Cyber insurance has been around longer than most of us think. When American International Group (AIG) launched the first cyber insurance policy in 1997, it stepped into completely unknown territory to gain market share. Now, 26 years later, cyber insurance has made the transition from an idea pitched to 20 people, to a strategic necessity, largely driven by executive leadership.
Although cyber insurance could still be considered a nascent area of the market, getting a policy is now a priority for many company boards to reduce any financial losses resulting from a security incident and reassure stakeholders and investors.
There’s also clear evidence that companies increasingly rely on their policies. New research from Delinea found that almost half (47%) of businesses used their policy more than once in the last year, with a seven percent increase from 40% the previous year. With the average data breach cost now standing at $4.45 million, insurance can provide crucial support in covering payments for legal services, remediation and investigations.
While insurers are bringing new products to the market, they are increasingly tightening the requirements for prospective and existing policy holders for the cyber risks they underwrite, asking organizations to demonstrate a high level of security preparedness to gain coverage.
In this scenario, thorough planning ahead of the application process ensures that organizations are in the best position to get coverage and reap the benefits of their policy. So, what are the priorities and the key security factors at play to ensure organizations can improve their chances of qualifying?
The dynamic cyber insurance market
While in the UK adoption rates of cyber insurance vary significantly depending on the size of an organization, the US has seen a notable spike in demand across many markets for the past two years, with premiums increasing by 50% in 2022, in large part due to increasing ransomware attacks. And as more organizations seek cyber insurance policies to act as a financial safety net, it has been estimated that the global cyber insurance market could double in value to reach $40.3 billion by 2027.
On one side, these figures indicate that more companies are proactively taking steps to shield their businesses, but on the other they also show that prices are sharply increasing. After initial fierce competition among insurers, vying to offer the most attractive terms to potential clients, providers have been learning from their data and their losses and started to reduce their risk exposure.
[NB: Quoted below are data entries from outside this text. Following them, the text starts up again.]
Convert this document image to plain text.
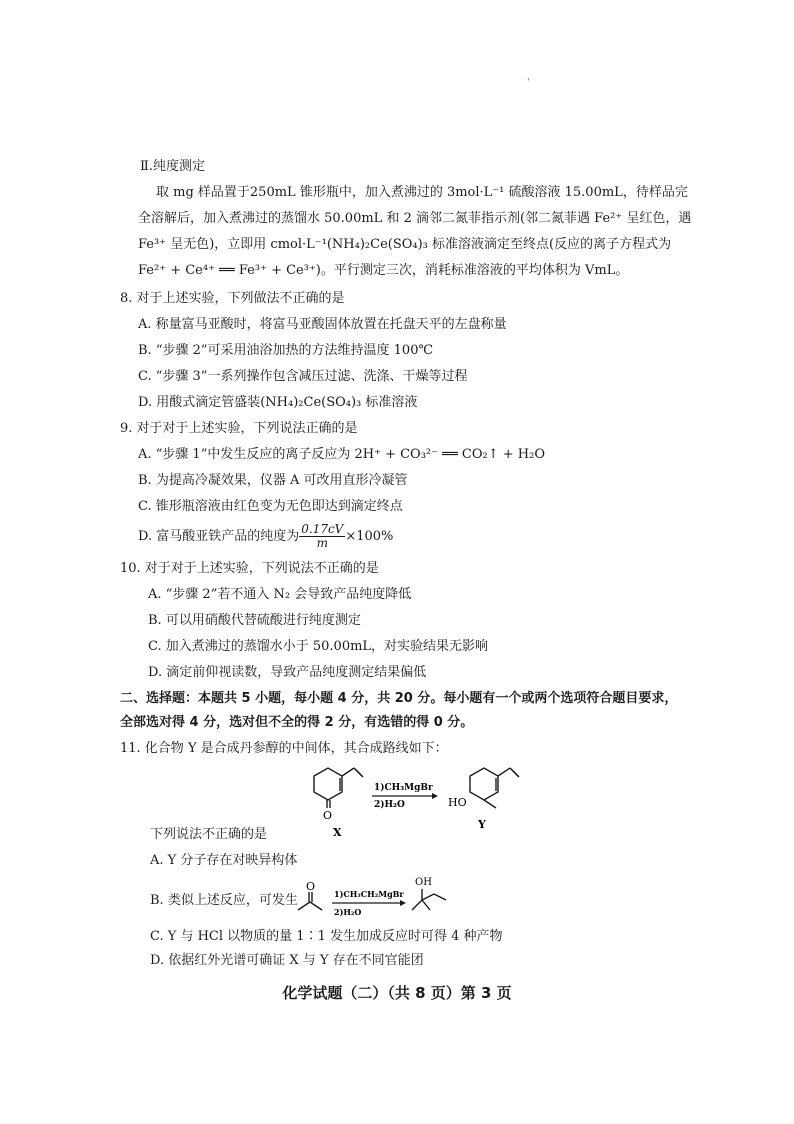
'
Ⅱ.纯度测定
取 mg 样品置于250mL 锥形瓶中，加入煮沸过的 3mol·L⁻¹ 硫酸溶液 15.00mL，待样品完
全溶解后，加入煮沸过的蒸馏水 50.00mL 和 2 滴邻二氮菲指示剂(邻二氮菲遇 Fe²⁺ 呈红色，遇
Fe³⁺ 呈无色)，立即用 cmol·L⁻¹(NH₄)₂Ce(SO₄)₃ 标准溶液滴定至终点(反应的离子方程式为
Fe²⁺ + Ce⁴⁺ ══ Fe³⁺ + Ce³⁺)。平行测定三次，消耗标准溶液的平均体积为 VmL。
8. 对于上述实验，下列做法不正确的是
A. 称量富马亚酸时，将富马亚酸固体放置在托盘天平的左盘称量
B. “步骤 2”可采用油浴加热的方法维持温度 100℃
C. “步骤 3”一系列操作包含减压过滤、洗涤、干燥等过程
D. 用酸式滴定管盛装(NH₄)₂Ce(SO₄)₃ 标准溶液
9. 对于对于上述实验，下列说法正确的是
A. “步骤 1”中发生反应的离子反应为 2H⁺ + CO₃²⁻ ══ CO₂↑ + H₂O
B. 为提高冷凝效果，仪器 A 可改用直形冷凝管
C. 锥形瓶溶液由红色变为无色即达到滴定终点
D. 富马酸亚铁产品的纯度为 $\frac{0.17cV}{m} \times 100\%$
10. 对于对于上述实验，下列说法不正确的是
A. “步骤 2”若不通入 N₂ 会导致产品纯度降低
B. 可以用硝酸代替硫酸进行纯度测定
C. 加入煮沸过的蒸馏水小于 50.00mL，对实验结果无影响
D. 滴定前仰视读数，导致产品纯度测定结果偏低
二、选择题：本题共 5 小题，每小题 4 分，共 20 分。每小题有一个或两个选项符合题目要求，
全部选对得 4 分，选对但不全的得 2 分，有选错的得 0 分。
11. 化合物 Y 是合成丹参醇的中间体，其合成路线如下：
O
X
1)CH₃MgBr
2)H₂O	HO
Y
下列说法不正确的是
A. Y 分子存在对映异构体
B. 类似上述反应，可发生
O
1)CH₃CH₂MgBr
2)H₂O
OH
C. Y 与 HCl 以物质的量 1∶1 发生加成反应时可得 4 种产物
D. 依据红外光谱可确证 X 与 Y 存在不同官能团
化学试题（二）（共 8 页）第 3 页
They are deeply scrutinizing applications and increasing the number of requirements needed to secure a policy at a reasonable premium.
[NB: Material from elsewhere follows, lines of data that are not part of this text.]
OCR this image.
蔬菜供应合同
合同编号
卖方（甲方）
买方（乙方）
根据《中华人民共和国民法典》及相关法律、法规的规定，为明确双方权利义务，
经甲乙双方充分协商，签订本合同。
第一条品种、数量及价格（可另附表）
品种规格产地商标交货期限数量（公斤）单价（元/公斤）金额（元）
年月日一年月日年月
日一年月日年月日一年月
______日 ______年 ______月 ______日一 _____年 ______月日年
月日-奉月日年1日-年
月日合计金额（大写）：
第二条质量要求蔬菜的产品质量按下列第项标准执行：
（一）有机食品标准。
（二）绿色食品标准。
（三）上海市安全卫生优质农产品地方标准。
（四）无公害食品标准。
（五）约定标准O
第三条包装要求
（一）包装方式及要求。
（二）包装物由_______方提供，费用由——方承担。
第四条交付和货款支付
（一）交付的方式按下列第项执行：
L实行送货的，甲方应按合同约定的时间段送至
Our own research has shown, the number of organizations requiring six months or more to qualify for cover has been growing steeply, just like the list of exclusions that could make cyber insurance coverage void. This is the case not only for new applicants, but also companies wanting to renew their policies, who should be more aware of the fine print and have clear insight into what they are covered for, and when they can and cannot make a claim.
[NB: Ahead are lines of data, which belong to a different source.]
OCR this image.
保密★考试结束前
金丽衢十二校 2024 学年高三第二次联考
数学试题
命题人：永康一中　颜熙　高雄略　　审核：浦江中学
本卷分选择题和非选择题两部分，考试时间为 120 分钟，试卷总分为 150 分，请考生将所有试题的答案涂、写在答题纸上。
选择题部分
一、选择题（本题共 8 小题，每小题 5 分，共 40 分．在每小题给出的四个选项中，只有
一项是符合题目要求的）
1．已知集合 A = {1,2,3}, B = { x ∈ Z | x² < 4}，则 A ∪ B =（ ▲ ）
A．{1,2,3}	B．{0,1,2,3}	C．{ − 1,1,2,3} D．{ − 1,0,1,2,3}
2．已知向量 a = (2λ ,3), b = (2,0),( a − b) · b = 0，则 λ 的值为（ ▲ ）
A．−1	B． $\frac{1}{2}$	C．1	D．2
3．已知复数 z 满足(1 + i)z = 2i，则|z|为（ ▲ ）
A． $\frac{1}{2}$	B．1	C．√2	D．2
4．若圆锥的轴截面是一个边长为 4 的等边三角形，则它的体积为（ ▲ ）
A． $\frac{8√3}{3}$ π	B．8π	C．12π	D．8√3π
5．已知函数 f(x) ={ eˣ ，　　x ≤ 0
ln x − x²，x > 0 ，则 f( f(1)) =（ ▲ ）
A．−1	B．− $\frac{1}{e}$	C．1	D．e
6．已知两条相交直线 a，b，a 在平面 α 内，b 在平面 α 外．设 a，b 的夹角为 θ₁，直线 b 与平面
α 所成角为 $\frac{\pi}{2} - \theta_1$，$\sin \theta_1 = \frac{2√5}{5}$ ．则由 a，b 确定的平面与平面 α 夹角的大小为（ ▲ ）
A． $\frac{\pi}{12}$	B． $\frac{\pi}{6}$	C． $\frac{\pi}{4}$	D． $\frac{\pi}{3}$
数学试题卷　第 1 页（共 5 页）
Ensuring cyber insurance readiness
As underwriters get to grips with the complexity of cybersecurity, comprehensive cyber risk governance from applicants has become a prerequisite for coverage.
Insurers in the US, for example, are increasingly referencing the NIST cybersecurity framework when determining policy requirements. As such, there are several key areas that organizations should focus on to improve their chances of securing a premium.
Businesses must thoroughly understand their specific cyber risks before seeking coverage. This means conducting detailed cybersecurity risk assessments to pinpoint vulnerabilities and determine their organization’s cyber risk tolerance.
Insurers expect organizations to demonstrate robust measures – such as malware defense layers and a clear data security and maintenance strategy – to protect their critical assets. Identity security is particularly important, with just under half (49%) of companies in Delinea’s research reporting that Identity and Access Management (IAM) and Privileged Account Management (PAM) controls were required by their policies.
IAM and PAM give organizations greater visibility and control over how accounts are used and how identities are behaving and accessing systems – a critical capability when so many attacks focus on exploiting identity. Controls such as Multi-Factor Authentication (MFA) should likewise be in place as a standard.
Attack detection and response
Cyber insurers also prioritize an organization’s capability to detect risks and breaches, especially those involving endpoints like laptops and cloud servers. This means that advanced security tools that can deliver timely detection and response to incoming security threats, as well as comprehensive monitoring and alerting systems for potential misuse on workstations and servers, are vital for protecting the company and getting coverage.
Additionally, insurers pay close attention to incident response plans, anticipating a robust strategy that aligns IT, security, and developers for a swift, effective reaction to cyber threats. Devising thorough plans, with role checklists and response measures, and organizing regular simulation exercises will enhance organizations’ incident readiness and show insurers that they are genuinely prepared.
Finally, post-attack recovery plans also play a significant role in coverage viability. Insurers rigorously evaluate how an organization plans to restore operations after a breach, and how they will use the cyber incidents to reassess their strategy and as a learning opportunity for all employees to improve the company’s security posture.
Cyber insurance is becoming an indispensable asset with cyber risk levels showing no sign of abating. However, obtaining this coverage requires more than just filling out an application. Businesses must demonstrate a proactive approach to cybersecurity, aligning with industry best practices and frameworks. As the cyber insurance market evolves, one thing remains clear: thorough preparedness is not just a requirement—it is a necessity.